I need a bit of help on this question

I think you’re pretty much on the right track

Assuming:   $x^2 + y^2 - 6x + py + q = 0$

$x^2 + y^2 - 6x + py + q = 0$
                                                    Subtract  q  from both sides of the equation
$x^2 + y^2 - 6x + py = -q$
                                                    Rearrange the terms on the left side of the equation.
$x^2 - 6x + y^2 + py = -q$
                                                                                          Add  9  and add  $(\frac{p}{2})^2$  to both sides of the equation.

$x^2 - 6x + 9 + y^2 + py + (\frac{p}{2})^2 = -q + 9 + (\frac{p}{2})^2$
                                                                                           Factor both perfect square trinomials on the left side.
$(x - 3)^2 + (y + \frac{p}{2})^2 = -q + 9 + (\frac{p}{2})^2$

Now we can see that the center of the circle is the point  (3, -$\frac{p}{2}$)

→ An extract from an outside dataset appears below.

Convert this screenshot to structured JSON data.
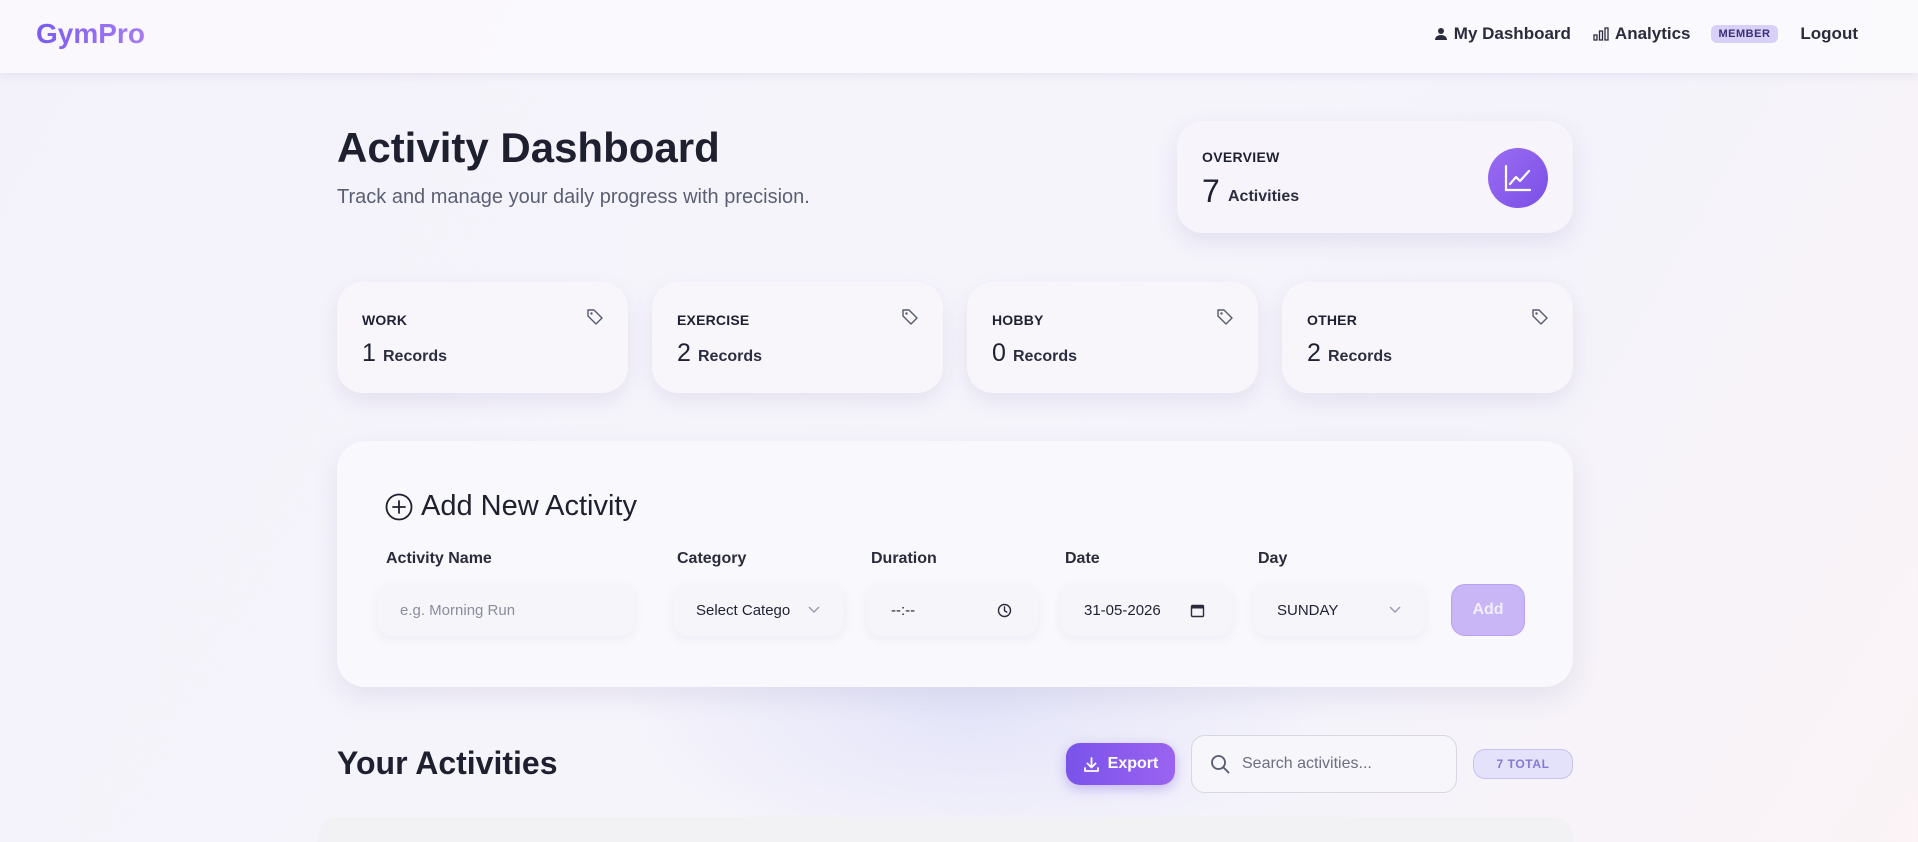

Because the circle is tangent to the y-axis,

radius  =  distance between center and y-axis

radius  =  distance between  (3, -$\frac{p}{2}$)  and  (0, -$\frac{p}{2}$)

radius  =  3

area  =  π · radius²

area  =  π · 3²

area  =  9π     sq. units

You can play around with the sliders on this graph to check:

https://www.desmos.com/calculator/zvm1f8xhaf

Notice that the distance between the center and the y-axis stays  3 .